Revolutionary New Pest Control Tool Discovered by Johns Hopkins
A Johns Hopkins study revealed that an enzyme in fruit fly testes could hinder insect reproduction by managing bromotyrosine accumulation, presenting a novel method for managing pests that threaten agriculture and spread diseases.
A novel way to curb nagging insects has been flying under our radar—an enzyme from fruit fly testes.
The compound could control bugs that carry disease and harm crops by stunting their ability to procreate, according to new research by Johns Hopkins University.
“We have a toe in the door to control fruit fly populations with this enzyme,” said Steven Rokita, a professor of chemistry at Johns Hopkins who led the research. “It could offer a good way to control the fertility of all kinds of biological and agricultural pests, starting with mosquito populations.”
The findings were published in Proceedings of the National Academy of Sciences.
Surprising Ubiquity and Function of the Enzyme
Rokita’s group stumbled upon the discovery while studying how iodide works in the thyroid gland. The team previously demonstrated the ubiquity of the enzyme iodotyrosine deiodinase, which seemed to play an unexpected role in key physiological processes of certain bacteria, invertebrates, and many other organisms.
The new insights show suppressing it in fruit flies leads to an overload of bromotyrosine, a natural variation of the common amino acid tyrosine. Too much of that compound hinders the insect’s sperm-making ability.
Implications for Spermatogenesis in Fruit Flies
Scientists previously thought the enzyme was limited to organisms that generate thyroxine, one of the thyroid hormones produced by all vertebrates, including mammals, birds, reptiles, amphibians, and fish. The enzyme’s job is to keep the body’s iodine levels at healthy thresholds to produce thyroid hormones, which regulate metabolism, growth, and other functions.
“To our surprise, this enzyme is in a huge number of animals, some bacteria, fruit flies, sea anemones—all kinds of organisms that don’t need iodide,” Rokita said. “What’s it doing there if these organisms don’t need it?”
By removing and dissecting the testes of fruit flies, the team tracked how the enzyme regulates bromotyrosine levels.
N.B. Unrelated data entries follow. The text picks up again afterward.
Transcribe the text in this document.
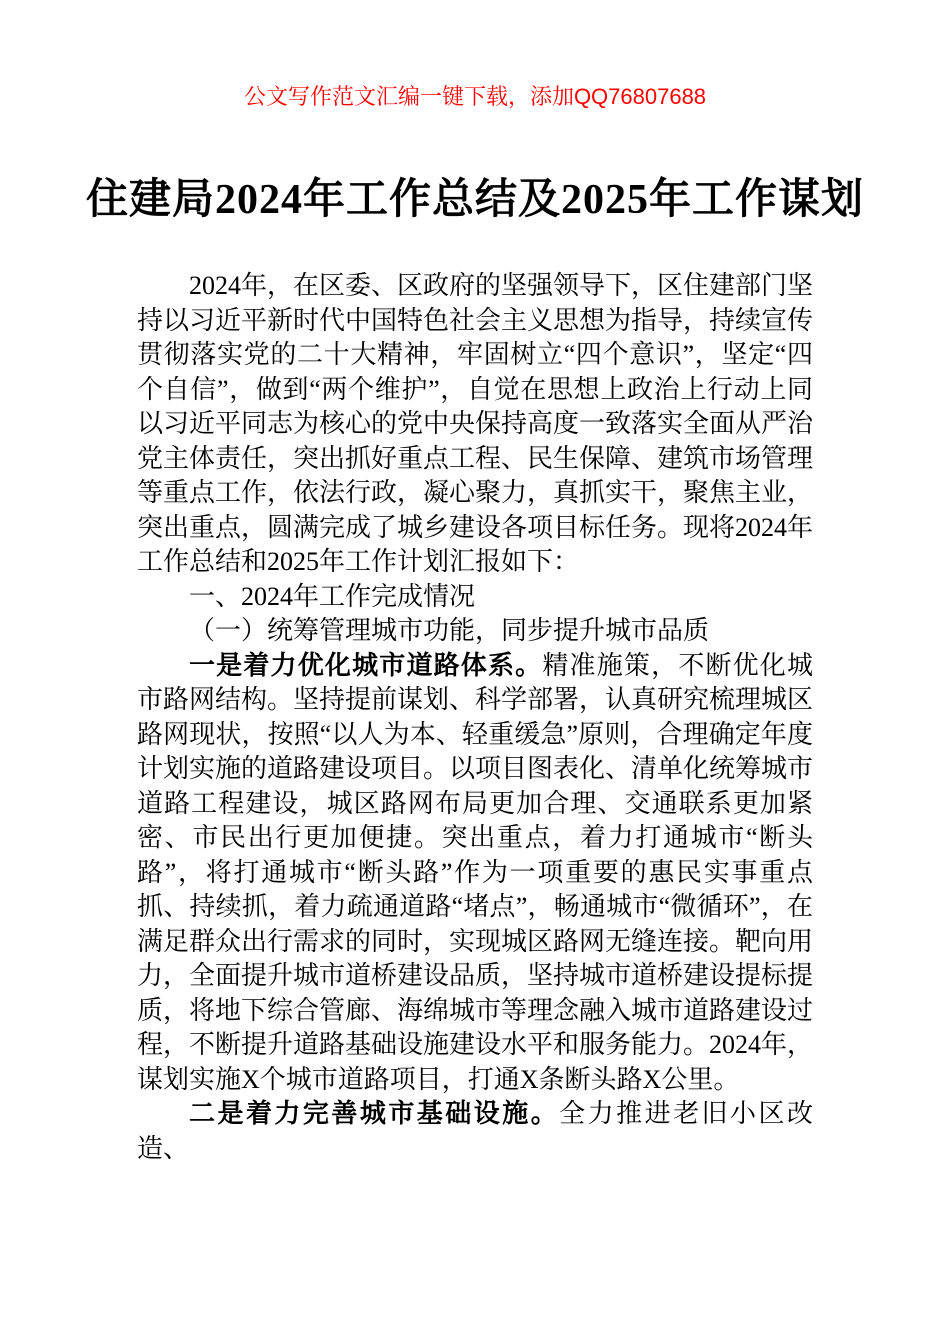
公文写作范文汇编一键下载，添加QQ76807688
住建局2024年工作总结及2025年工作谋划

2024年，在区委、区政府的坚强领导下，区住建部门坚持以习近平新时代中国特色社会主义思想为指导，持续宣传贯彻落实党的二十大精神，牢固树立“四个意识”，坚定“四个自信”，做到“两个维护”，自觉在思想上政治上行动上同以习近平同志为核心的党中央保持高度一致落实全面从严治党主体责任，突出抓好重点工程、民生保障、建筑市场管理等重点工作，依法行政，凝心聚力，真抓实干，聚焦主业，突出重点，圆满完成了城乡建设各项目标任务。现将2024年工作总结和2025年工作计划汇报如下：

一、2024年工作完成情况

（一）统筹管理城市功能，同步提升城市品质

一是着力优化城市道路体系。精准施策，不断优化城市路网结构。坚持提前谋划、科学部署，认真研究梳理城区路网现状，按照“以人为本、轻重缓急”原则，合理确定年度计划实施的道路建设项目。以项目图表化、清单化统筹城市道路工程建设，城区路网布局更加合理、交通联系更加紧密、市民出行更加便捷。突出重点，着力打通城市“断头路”，将打通城市“断头路”作为一项重要的惠民实事重点抓、持续抓，着力疏通道路“堵点”，畅通城市“微循环”，在满足群众出行需求的同时，实现城区路网无缝连接。靶向用力，全面提升城市道桥建设品质，坚持城市道桥建设提标提质，将地下综合管廊、海绵城市等理念融入城市道路建设过程，不断提升道路基础设施建设水平和服务能力。2024年，谋划实施X个城市道路项目，打通X条断头路X公里。

二是着力完善城市基础设施。全力推进老旧小区改造、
When they turned off the specific gene responsible for the enzyme, they saw bromotyrosine build up in the fruit fly testes.
Potential Pest Control Applications
“It turns out that if the enzyme is lacking, bromotyrosine accumulates in male fruit flies, and that overload severely inhibits spermatogenesis,” Rokita said. “All flies have a similar gene, which means they might react to bromotyrosine in a similar way.”
Potential pest control strategies could include using standard sugar-based mosquito traps mixed with bromotyrosine or other substances that stop the enzyme from working, Rokita said.
Research Expansion and Safety Considerations
The scientists are testing their findings on mosquitoes with the Johns Hopkins Malaria Research Institute.
Enzymes are proteins that help speed up various biological processes that sustain our bodies. Even though the enzyme in question is like a mammalian enzyme of similar function, humans don’t express it in their testes, and bromotyrosine is unlikely to affect human fertility, Rokita said.
Unexplored Biological Processes and Their Significance
The findings show the value of exploring biological processes scientists often ignore, Rokita said. Specifically, the findings show many living things rely on the process of halogenation, where bromine or similar elements are added to molecules like the amino acid tyrosine to control key bodily functions.
This reaction is common to many organisms, but its function had only been clearly defined in the thyroid, Rokita said.
“This is opening our eyes to the idea that halogenation of tyrosine might be common and very important either because it’s detrimental or because it’s some kind of regulatory response that we had missed all this time,” he said.
Reference: “Misregulation of bromotyrosine compromises fertility in male Drosophila” by Qi Su, Bing Xu, Xin Chen and Steven E. Rokita, 15 May 2024, Proceedings of the National Academy of Sciences.
DOI: 10.1073/pnas.2322501121
Other authors are Qi Su, Bing Xu, and Xin Chen, all of Johns Hopkins.
The research was supported by the National Institutes of Health R01GM130937, R21AI119540, R01HD102474, and R35GM1270775, and the Howard Hughes Medical Institute.